Pangilinan even sounded melodramatic when he made the following statements: “What makes a country? Aside from the recognition of its neighbors, a country is defined by its territory and the people in that territory, and its ability to defend its territory and people. Thus, it is the government’s sacred core duty to protect its territory on behalf of its people.”
“That’s why we are deeply troubled that instead of expressing outrage, Malacañang displayed a nonchalant attitude in playing down China’s militarization of the entire South China Sea, including the West Philippine Sea.”

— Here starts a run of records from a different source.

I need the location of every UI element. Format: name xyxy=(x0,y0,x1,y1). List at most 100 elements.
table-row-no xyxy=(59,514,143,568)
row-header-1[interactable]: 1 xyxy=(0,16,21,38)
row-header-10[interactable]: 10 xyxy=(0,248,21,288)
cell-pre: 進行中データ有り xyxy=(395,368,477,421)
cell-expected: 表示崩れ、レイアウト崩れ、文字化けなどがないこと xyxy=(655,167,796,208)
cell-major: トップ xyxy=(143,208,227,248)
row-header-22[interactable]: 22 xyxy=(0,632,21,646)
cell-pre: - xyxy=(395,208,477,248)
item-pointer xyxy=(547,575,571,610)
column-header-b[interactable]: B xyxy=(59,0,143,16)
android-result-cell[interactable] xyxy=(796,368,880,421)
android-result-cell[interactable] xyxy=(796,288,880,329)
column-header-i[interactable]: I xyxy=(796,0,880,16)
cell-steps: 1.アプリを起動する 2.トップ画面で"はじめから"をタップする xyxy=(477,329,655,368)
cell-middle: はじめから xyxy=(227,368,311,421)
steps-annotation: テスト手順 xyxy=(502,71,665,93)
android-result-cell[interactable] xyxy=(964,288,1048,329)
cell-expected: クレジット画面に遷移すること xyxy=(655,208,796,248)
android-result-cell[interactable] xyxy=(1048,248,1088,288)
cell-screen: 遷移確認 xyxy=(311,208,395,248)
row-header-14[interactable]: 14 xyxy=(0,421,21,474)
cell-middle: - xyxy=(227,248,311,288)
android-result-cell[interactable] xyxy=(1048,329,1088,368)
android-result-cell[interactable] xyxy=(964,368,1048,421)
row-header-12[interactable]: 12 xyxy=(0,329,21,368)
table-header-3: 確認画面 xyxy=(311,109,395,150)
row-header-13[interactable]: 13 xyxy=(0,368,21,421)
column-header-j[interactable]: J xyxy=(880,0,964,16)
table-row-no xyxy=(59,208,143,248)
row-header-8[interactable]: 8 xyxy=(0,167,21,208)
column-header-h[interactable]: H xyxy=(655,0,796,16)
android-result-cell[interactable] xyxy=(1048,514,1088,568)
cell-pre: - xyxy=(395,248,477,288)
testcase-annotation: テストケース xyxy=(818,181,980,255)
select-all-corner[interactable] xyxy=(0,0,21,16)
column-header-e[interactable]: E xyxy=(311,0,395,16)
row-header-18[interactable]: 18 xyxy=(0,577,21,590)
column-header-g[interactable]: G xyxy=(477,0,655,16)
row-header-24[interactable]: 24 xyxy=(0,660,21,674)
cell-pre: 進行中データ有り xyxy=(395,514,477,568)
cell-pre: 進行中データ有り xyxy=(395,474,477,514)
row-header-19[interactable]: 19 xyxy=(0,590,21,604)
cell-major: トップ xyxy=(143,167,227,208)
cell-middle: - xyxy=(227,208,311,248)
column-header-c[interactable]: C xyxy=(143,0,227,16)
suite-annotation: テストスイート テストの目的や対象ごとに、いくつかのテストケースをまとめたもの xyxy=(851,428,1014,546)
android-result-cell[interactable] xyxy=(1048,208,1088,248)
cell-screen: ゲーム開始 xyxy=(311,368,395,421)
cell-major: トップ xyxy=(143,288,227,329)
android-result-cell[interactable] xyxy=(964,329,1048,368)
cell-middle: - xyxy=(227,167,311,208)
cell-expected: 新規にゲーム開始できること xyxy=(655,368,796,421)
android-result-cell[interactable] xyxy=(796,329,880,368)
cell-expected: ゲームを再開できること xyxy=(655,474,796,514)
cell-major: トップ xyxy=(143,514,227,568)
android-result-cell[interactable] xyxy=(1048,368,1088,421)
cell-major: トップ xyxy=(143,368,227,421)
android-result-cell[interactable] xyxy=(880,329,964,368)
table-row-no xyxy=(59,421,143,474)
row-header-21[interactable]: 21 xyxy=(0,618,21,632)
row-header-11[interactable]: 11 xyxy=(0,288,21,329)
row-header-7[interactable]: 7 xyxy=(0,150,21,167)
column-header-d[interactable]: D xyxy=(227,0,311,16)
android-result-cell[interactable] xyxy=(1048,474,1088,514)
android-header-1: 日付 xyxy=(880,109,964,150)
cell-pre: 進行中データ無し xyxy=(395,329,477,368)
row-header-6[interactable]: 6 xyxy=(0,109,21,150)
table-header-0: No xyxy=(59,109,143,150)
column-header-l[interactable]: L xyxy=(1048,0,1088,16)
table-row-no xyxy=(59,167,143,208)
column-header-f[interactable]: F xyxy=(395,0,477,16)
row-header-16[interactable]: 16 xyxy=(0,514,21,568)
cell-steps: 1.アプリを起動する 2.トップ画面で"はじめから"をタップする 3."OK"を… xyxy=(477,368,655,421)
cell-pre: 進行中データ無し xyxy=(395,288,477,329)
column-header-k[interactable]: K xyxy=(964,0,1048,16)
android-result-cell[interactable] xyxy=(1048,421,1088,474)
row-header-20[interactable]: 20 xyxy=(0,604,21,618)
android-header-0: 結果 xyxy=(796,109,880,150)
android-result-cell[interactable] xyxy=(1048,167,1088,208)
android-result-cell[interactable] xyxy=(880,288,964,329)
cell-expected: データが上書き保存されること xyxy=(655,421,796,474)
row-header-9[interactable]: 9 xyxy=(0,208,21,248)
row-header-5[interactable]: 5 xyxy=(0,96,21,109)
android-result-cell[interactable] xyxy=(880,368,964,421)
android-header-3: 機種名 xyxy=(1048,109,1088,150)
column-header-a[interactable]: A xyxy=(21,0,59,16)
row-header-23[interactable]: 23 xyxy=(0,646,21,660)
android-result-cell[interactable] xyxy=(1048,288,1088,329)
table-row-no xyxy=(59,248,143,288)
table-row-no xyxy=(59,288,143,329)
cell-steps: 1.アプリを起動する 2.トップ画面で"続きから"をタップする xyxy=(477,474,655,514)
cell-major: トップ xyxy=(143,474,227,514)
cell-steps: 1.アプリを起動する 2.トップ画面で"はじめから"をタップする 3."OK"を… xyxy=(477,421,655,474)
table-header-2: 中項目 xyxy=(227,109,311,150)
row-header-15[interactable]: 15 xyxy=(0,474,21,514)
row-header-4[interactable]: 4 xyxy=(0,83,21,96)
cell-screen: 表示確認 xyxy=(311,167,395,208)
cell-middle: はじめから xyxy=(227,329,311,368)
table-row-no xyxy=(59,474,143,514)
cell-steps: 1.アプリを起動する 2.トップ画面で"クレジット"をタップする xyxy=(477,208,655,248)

Again, I am asking both Zarate and Pangilinan, and the others who have the politician’s trend of thought, this: what can a third world country like ours do when a giant, militarily powerful and economically super-strong country like China, disregards the existence of the United Nations Convention on the Law of the Sea (UNCLOS), also known as the Law of the Sea Treaty – the international agreement that defined the limits of the territorial seas of nations and the areas in which they could exploit marine resources, then claims practically the whole of the SCS on the pretext of historical basis and starts reclaiming coral reefs/atolls and other rock protrusion they see and then converting them into garrisons and airfields?
Like I said, the Chinese territory is now in our backyard already and while The Hague ruled in the Philippines’ favor in 2016, when we challenged China’s reclamation of the Spratly Islands in 2013, still China continued with impunity its controversial buildup in the area.
In all of these, was the U.S., the greatest nation on earth, able to deter China from militarizing the SCS? Where is the U.S. in all of these then, especially knowing the decision of the international tribunal at The Hague?
Nowhere, really, because the U.S. main concern is that the freedom of navigation in the area remains unhampered.
So if China was able to show its will, determination and muscle to develop the SCS despite the knowledge of the greatest military power on earth, who are we to stand up against China?
All I am saying here, therefore, is that, like Zarate and Pangilinan, and whoever else that wants to criticize Duterte for his “deafening silence” on the Chinese militarization of the SCS, they should vent their disappointment, nay their ire, at the U.S.
Making enemies of the Chinese who are occupying a mammoth airbase at our backyard with big guns pointing at us is simply a big folly.